As there are many aspects that may affect the assembly, from the sequence itself (e.g., repetitive DNA, GC-rich or GC-poor) to technique artifacts (e.g., platform bias, assembler errors), it is very difficult to create a straightforward method to turn millions of short-reads to close and error-free chromosome sequences. Therefore, when working with a newly sequenced organism, it may be useful to try different strategies for de novo assembly, assembly integration, scaffolding and gap-closing, and check how they affect the reliability of the genome assembly to choose the best parameters. Knowing the characteristics of the genomic structure of an organism, the sequencing platform and the library construction may also be very useful when choosing the tools, as some of them are designed and optimized to deal with certain specific error patterns.
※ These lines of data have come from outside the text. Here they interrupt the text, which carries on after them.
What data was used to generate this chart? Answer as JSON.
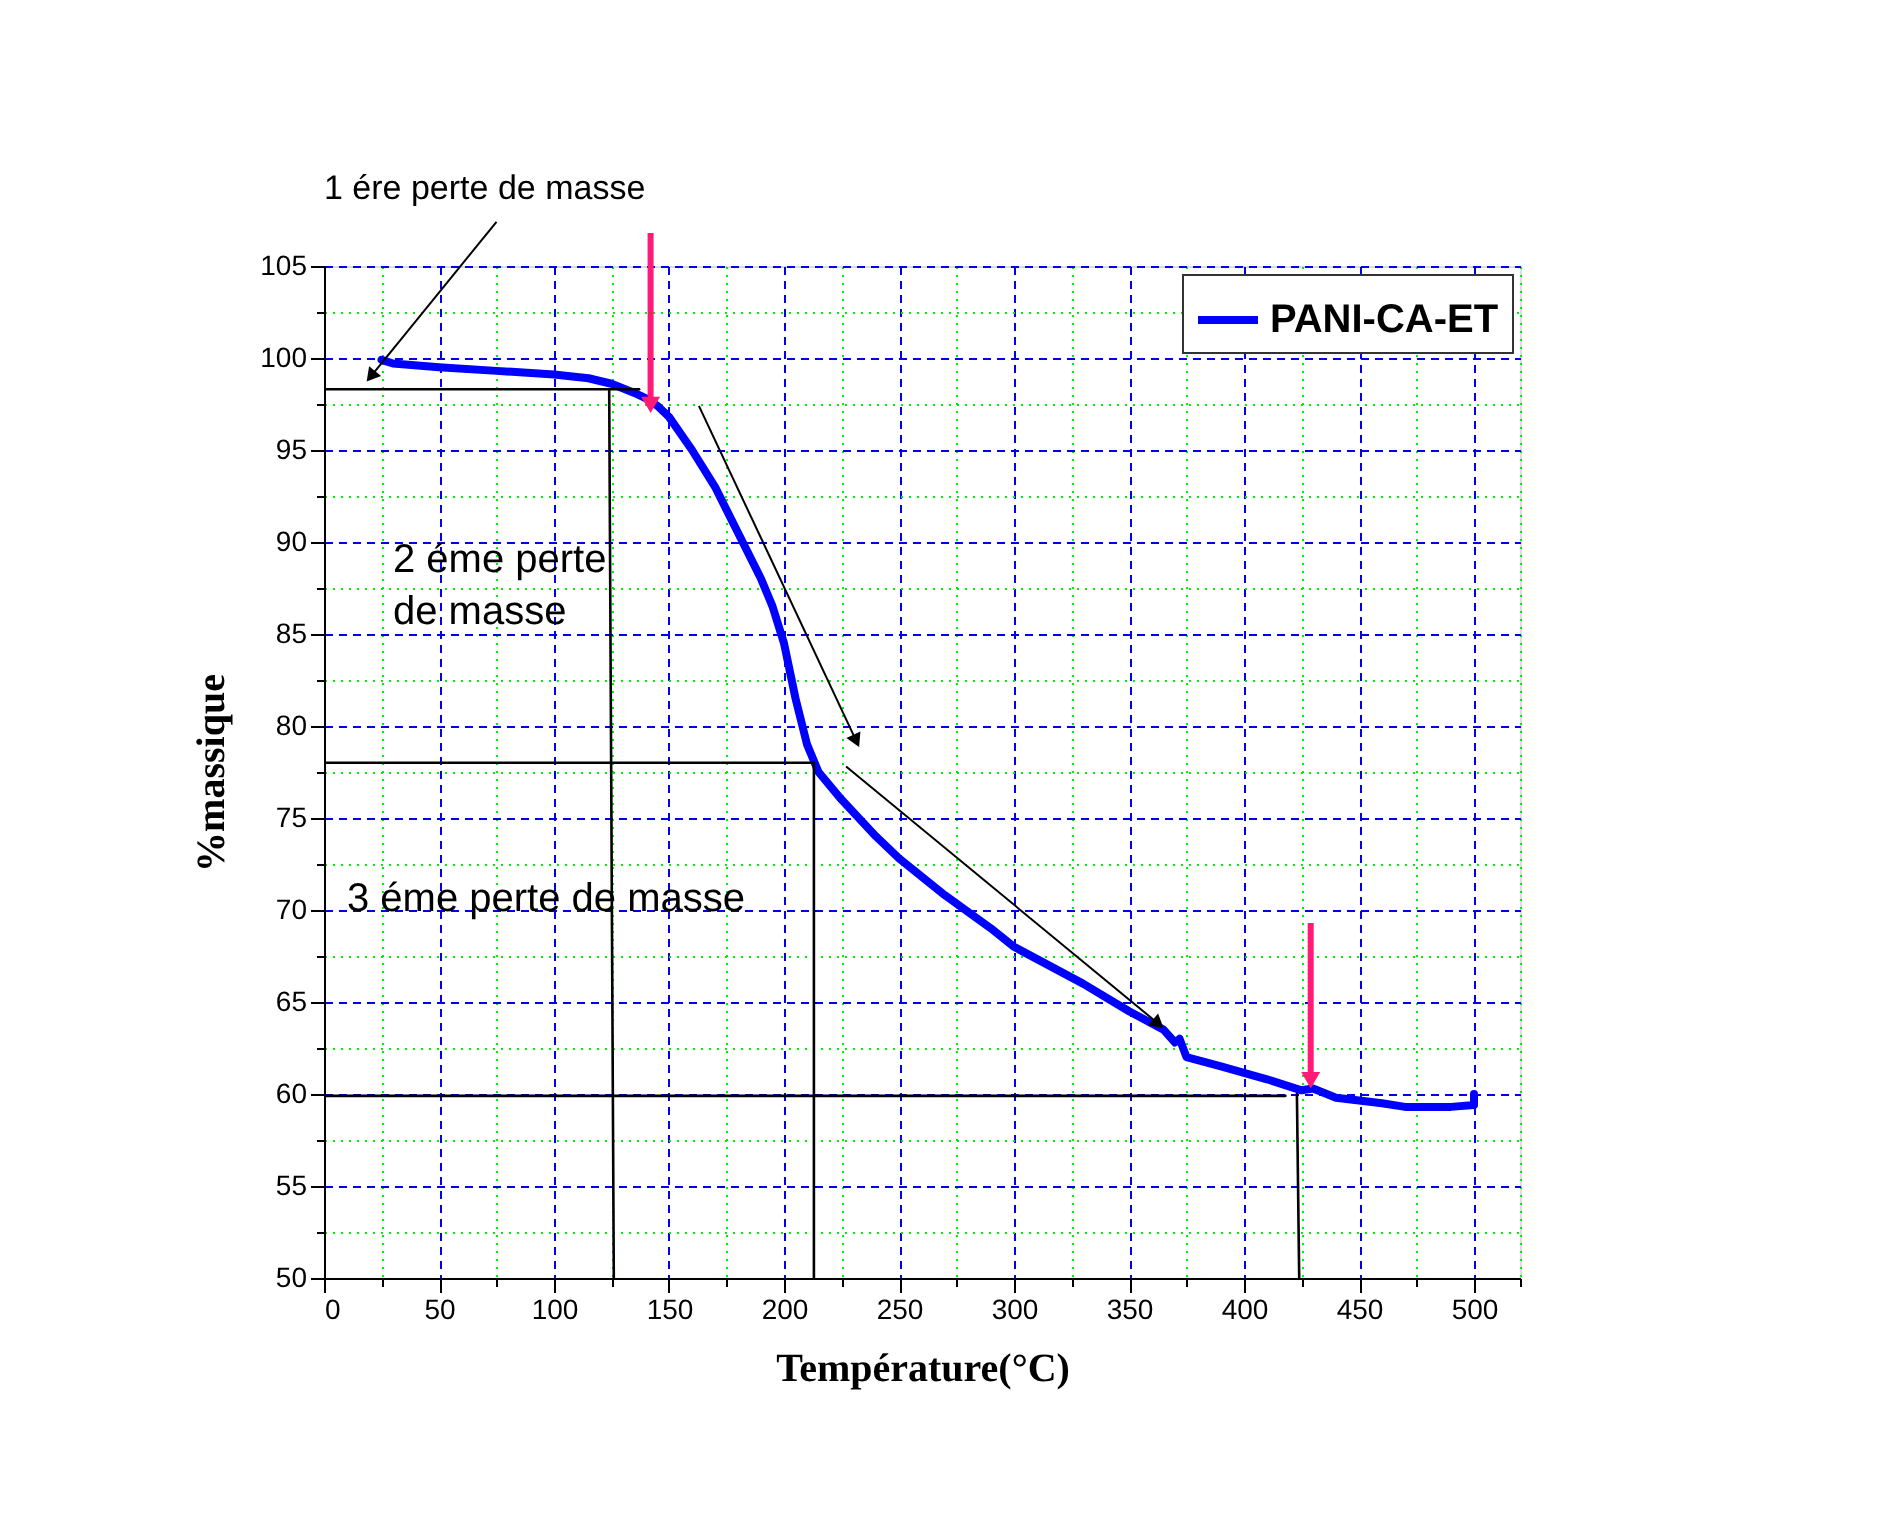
{
  "chart_data": {
    "type": "line",
    "xlabel": "Température(°C)",
    "ylabel": "%massique",
    "xlim": [
      0,
      520
    ],
    "ylim": [
      50,
      105
    ],
    "xticks": [
      0,
      {
        "value": 25,
        "label": null
      },
      50,
      {
        "value": 75,
        "label": null
      },
      100,
      {
        "value": 125,
        "label": null
      },
      150,
      {
        "value": 175,
        "label": null
      },
      200,
      {
        "value": 225,
        "label": null
      },
      250,
      {
        "value": 275,
        "label": null
      },
      300,
      {
        "value": 325,
        "label": null
      },
      350,
      {
        "value": 375,
        "label": null
      },
      400,
      {
        "value": 425,
        "label": null
      },
      450,
      {
        "value": 475,
        "label": null
      },
      500,
      {
        "value": 520,
        "label": null
      }
    ],
    "yticks": [
      50,
      {
        "value": 52.5,
        "label": null
      },
      55,
      {
        "value": 57.5,
        "label": null
      },
      60,
      {
        "value": 62.5,
        "label": null
      },
      65,
      {
        "value": 67.5,
        "label": null
      },
      70,
      {
        "value": 72.5,
        "label": null
      },
      75,
      {
        "value": 77.5,
        "label": null
      },
      80,
      {
        "value": 82.5,
        "label": null
      },
      85,
      {
        "value": 87.5,
        "label": null
      },
      90,
      {
        "value": 92.5,
        "label": null
      },
      95,
      {
        "value": 97.5,
        "label": null
      },
      100,
      {
        "value": 102.5,
        "label": null
      },
      105
    ],
    "grid": true,
    "legend": "top right",
    "line_style": "solid",
    "marker": "none",
    "annotations": [
      {
        "text": "1 ére perte de masse",
        "x": 21,
        "y": 99.1
      },
      "2 éme perte\nde masse",
      "3 éme perte de masse"
    ],
    "series": [
      {
        "name": "PANI-CA-ET",
        "color": "#0000ff",
        "x": [
          25,
          30,
          50,
          75,
          100,
          115,
          125,
          135,
          140,
          145,
          150,
          160,
          170,
          180,
          190,
          195,
          200,
          205,
          210,
          215,
          225,
          240,
          250,
          270,
          290,
          300,
          330,
          350,
          365,
          370,
          372,
          375,
          390,
          410,
          425,
          430,
          440,
          460,
          470,
          490,
          500,
          500
        ],
        "values": [
          99.9,
          99.7,
          99.5,
          99.3,
          99.1,
          98.9,
          98.6,
          98.1,
          97.8,
          97.4,
          96.8,
          95.0,
          93.0,
          90.5,
          88.0,
          86.5,
          84.5,
          81.5,
          79.0,
          77.5,
          76.0,
          74.0,
          72.8,
          70.8,
          69.0,
          68.0,
          66.0,
          64.5,
          63.5,
          62.8,
          63.0,
          62.0,
          61.5,
          60.8,
          60.2,
          60.3,
          59.8,
          59.5,
          59.3,
          59.3,
          59.4,
          60.0
        ]
      },
      {
        "color": "#000000",
        "x": [
          0,
          137
        ],
        "values": [
          98.3,
          98.3
        ]
      },
      {
        "color": "#000000",
        "x": [
          124,
          126
        ],
        "values": [
          98.3,
          50
        ]
      },
      {
        "color": "#000000",
        "x": [
          0,
          213
        ],
        "values": [
          78,
          78
        ]
      },
      {
        "color": "#000000",
        "x": [
          213,
          213
        ],
        "values": [
          78,
          50
        ]
      },
      {
        "color": "#000000",
        "x": [
          0,
          418
        ],
        "values": [
          59.9,
          59.9
        ]
      },
      {
        "color": "#000000",
        "x": [
          423,
          424
        ],
        "values": [
          60,
          50
        ]
      }
    ]
  }
}
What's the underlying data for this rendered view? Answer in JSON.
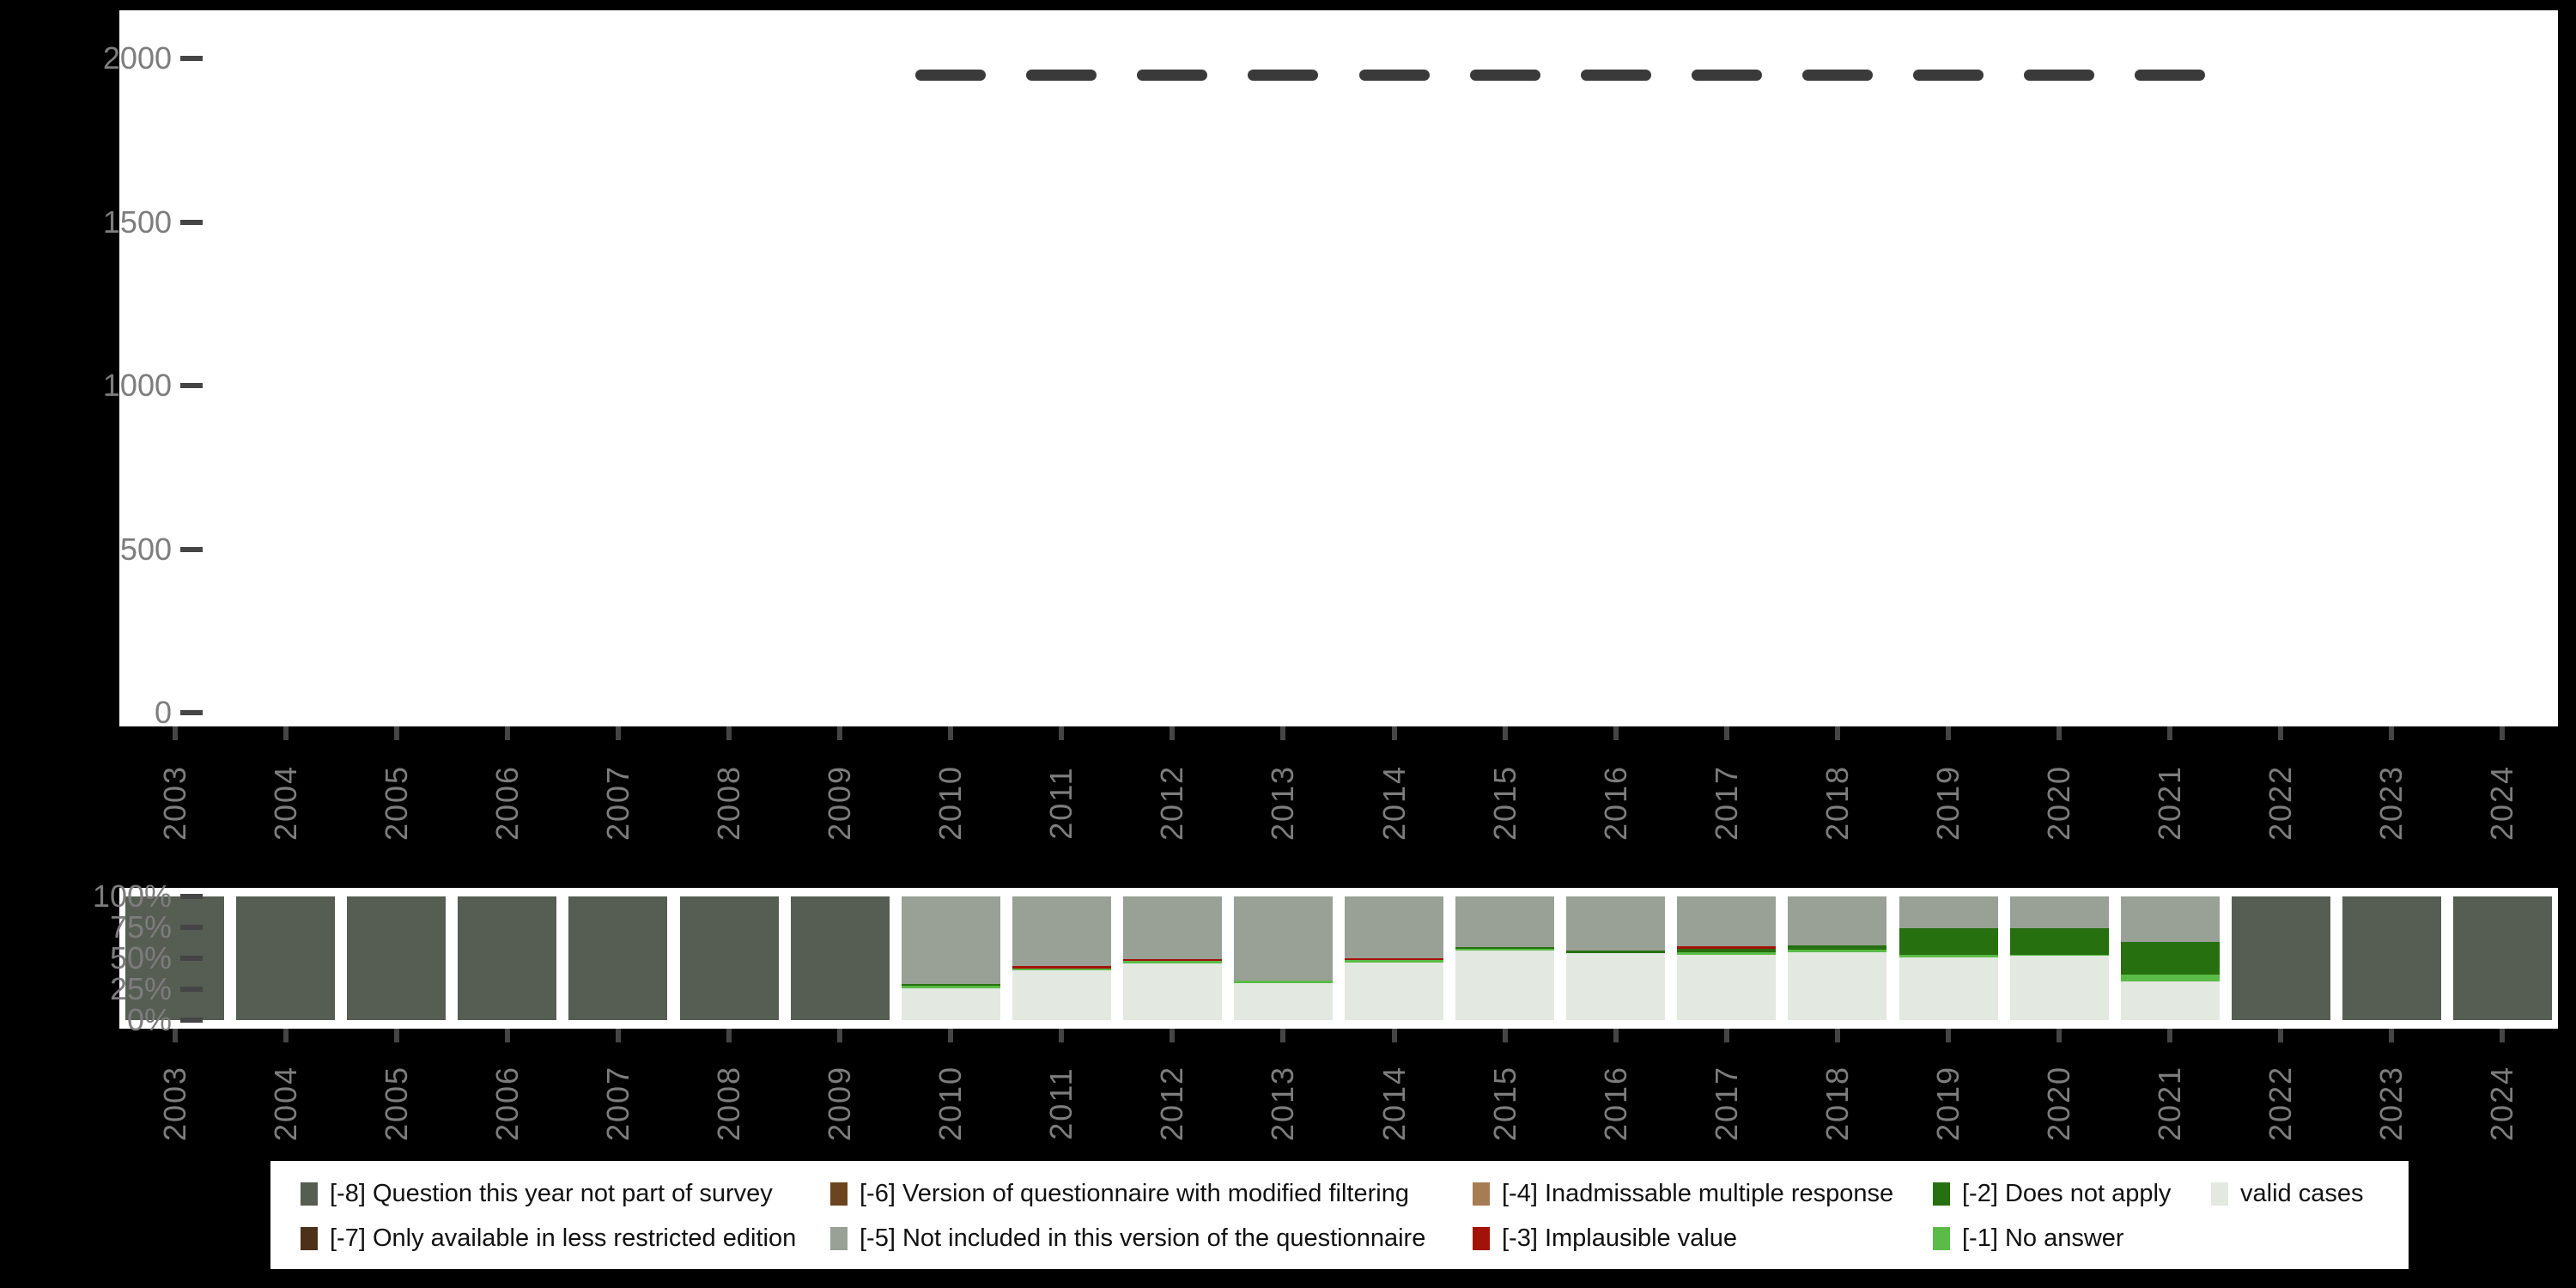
{
  "figure": {
    "background": "#000000",
    "panel_background": "#ffffff",
    "axis_tick_color": "#454545",
    "axis_text_color": "#7d7d7d",
    "dash_marker_color": "#3a3a3a"
  },
  "legend": {
    "items": [
      {
        "code": "-8",
        "label": "[-8] Question this year not part of survey",
        "color": "#565d53",
        "row": 0,
        "col": 0
      },
      {
        "code": "-7",
        "label": "[-7] Only available in less restricted edition",
        "color": "#4a3118",
        "row": 1,
        "col": 0
      },
      {
        "code": "-6",
        "label": "[-6] Version of questionnaire with modified filtering",
        "color": "#6b4520",
        "row": 0,
        "col": 1
      },
      {
        "code": "-5",
        "label": "[-5] Not included in this version of the questionnaire",
        "color": "#99a096",
        "row": 1,
        "col": 1
      },
      {
        "code": "-4",
        "label": "[-4] Inadmissable multiple response",
        "color": "#a67c52",
        "row": 0,
        "col": 2
      },
      {
        "code": "-3",
        "label": "[-3] Implausible value",
        "color": "#a31208",
        "row": 1,
        "col": 2
      },
      {
        "code": "-2",
        "label": "[-2] Does not apply",
        "color": "#26700f",
        "row": 0,
        "col": 3
      },
      {
        "code": "-1",
        "label": "[-1] No answer",
        "color": "#5abb47",
        "row": 1,
        "col": 3
      },
      {
        "code": "valid",
        "label": "valid cases",
        "color": "#e3e8e1",
        "row": 0,
        "col": 4
      }
    ]
  },
  "chart_data": [
    {
      "type": "line",
      "subtype": "dash-markers",
      "categories": [
        "2003",
        "2004",
        "2005",
        "2006",
        "2007",
        "2008",
        "2009",
        "2010",
        "2011",
        "2012",
        "2013",
        "2014",
        "2015",
        "2016",
        "2017",
        "2018",
        "2019",
        "2020",
        "2021",
        "2022",
        "2023",
        "2024"
      ],
      "values": [
        null,
        null,
        null,
        null,
        null,
        null,
        null,
        1950,
        1950,
        1950,
        1950,
        1950,
        1950,
        1950,
        1950,
        1950,
        1950,
        1950,
        1950,
        null,
        null,
        null
      ],
      "ylim": [
        0,
        2000
      ],
      "yticks": [
        0,
        500,
        1000,
        1500,
        2000
      ],
      "ytick_labels": [
        "0",
        "500",
        "1000",
        "1500",
        "2000"
      ],
      "grid": false,
      "legend_position": "none"
    },
    {
      "type": "bar",
      "subtype": "stacked-percent",
      "categories": [
        "2003",
        "2004",
        "2005",
        "2006",
        "2007",
        "2008",
        "2009",
        "2010",
        "2011",
        "2012",
        "2013",
        "2014",
        "2015",
        "2016",
        "2017",
        "2018",
        "2019",
        "2020",
        "2021",
        "2022",
        "2023",
        "2024"
      ],
      "stack_order_top_to_bottom": [
        "-8",
        "-7",
        "-6",
        "-5",
        "-4",
        "-3",
        "-2",
        "-1",
        "valid"
      ],
      "series": [
        {
          "code": "-8",
          "values": [
            100,
            100,
            100,
            100,
            100,
            100,
            100,
            0,
            0,
            0,
            0,
            0,
            0,
            0,
            0,
            0,
            0,
            0,
            0,
            100,
            100,
            100
          ]
        },
        {
          "code": "-7",
          "values": [
            0,
            0,
            0,
            0,
            0,
            0,
            0,
            0,
            0,
            0,
            0,
            0,
            0,
            0,
            0,
            0,
            0,
            0,
            0,
            0,
            0,
            0
          ]
        },
        {
          "code": "-6",
          "values": [
            0,
            0,
            0,
            0,
            0,
            0,
            0,
            0,
            0,
            0,
            0,
            0,
            0,
            0,
            0,
            0,
            0,
            0,
            0,
            0,
            0,
            0
          ]
        },
        {
          "code": "-5",
          "values": [
            0,
            0,
            0,
            0,
            0,
            0,
            0,
            70.5,
            56,
            50.5,
            67.8,
            49.8,
            41.3,
            44,
            40,
            39.5,
            25.4,
            25.4,
            37,
            0,
            0,
            0
          ]
        },
        {
          "code": "-4",
          "values": [
            0,
            0,
            0,
            0,
            0,
            0,
            0,
            0,
            0,
            0,
            0,
            0,
            0,
            0,
            0,
            0,
            0,
            0,
            0,
            0,
            0,
            0
          ]
        },
        {
          "code": "-3",
          "values": [
            0,
            0,
            0,
            0,
            0,
            0,
            0,
            0,
            2,
            1.7,
            0,
            1.7,
            0,
            0,
            2.7,
            0,
            0,
            0,
            0,
            0,
            0,
            0
          ]
        },
        {
          "code": "-2",
          "values": [
            0,
            0,
            0,
            0,
            0,
            0,
            0,
            1.5,
            0,
            0,
            0,
            0,
            1,
            1.6,
            2.3,
            3.8,
            21.6,
            21.6,
            26.5,
            0,
            0,
            0
          ]
        },
        {
          "code": "-1",
          "values": [
            0,
            0,
            0,
            0,
            0,
            0,
            0,
            2,
            1.7,
            2,
            2.2,
            2,
            1.2,
            0,
            1.9,
            2,
            2.2,
            1,
            5.4,
            0,
            0,
            0
          ]
        },
        {
          "code": "valid",
          "values": [
            0,
            0,
            0,
            0,
            0,
            0,
            0,
            26,
            40.3,
            45.8,
            30,
            46.5,
            56.5,
            54.4,
            53.1,
            54.7,
            50.8,
            52,
            31.1,
            0,
            0,
            0
          ]
        }
      ],
      "ylim": [
        0,
        100
      ],
      "yticks": [
        0,
        25,
        50,
        75,
        100
      ],
      "ytick_labels": [
        "0%",
        "25%",
        "50%",
        "75%",
        "100%"
      ],
      "grid": false,
      "legend_position": "bottom"
    }
  ]
}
Although not always applicable, there are many genome finishing tools that are also available as webservers, what may be very convenient for those researchers that are not fully confortable with Linux and commandline interfaces. Additionally, as most of these tools do not directly require the sequencing data or mapping files, the uploading and processing time is usually very fast.

Genome announcement papers that describe sequencing projects using the same technology may facilitate the choice, especially when the organism is closely related to the one you are interested to analyze. As new tools are constantly being developed and released, it may also be useful to check not only bibliography databases, such as PubMed, but also bioinformatics software repositories, such as OMICtools (https://omicstools.com), and web-based discussion forums, such as Biostars (https://www.biostarts.org) and SEQanswers (https://seqanswers.com), to keep updated about new programs and techniques.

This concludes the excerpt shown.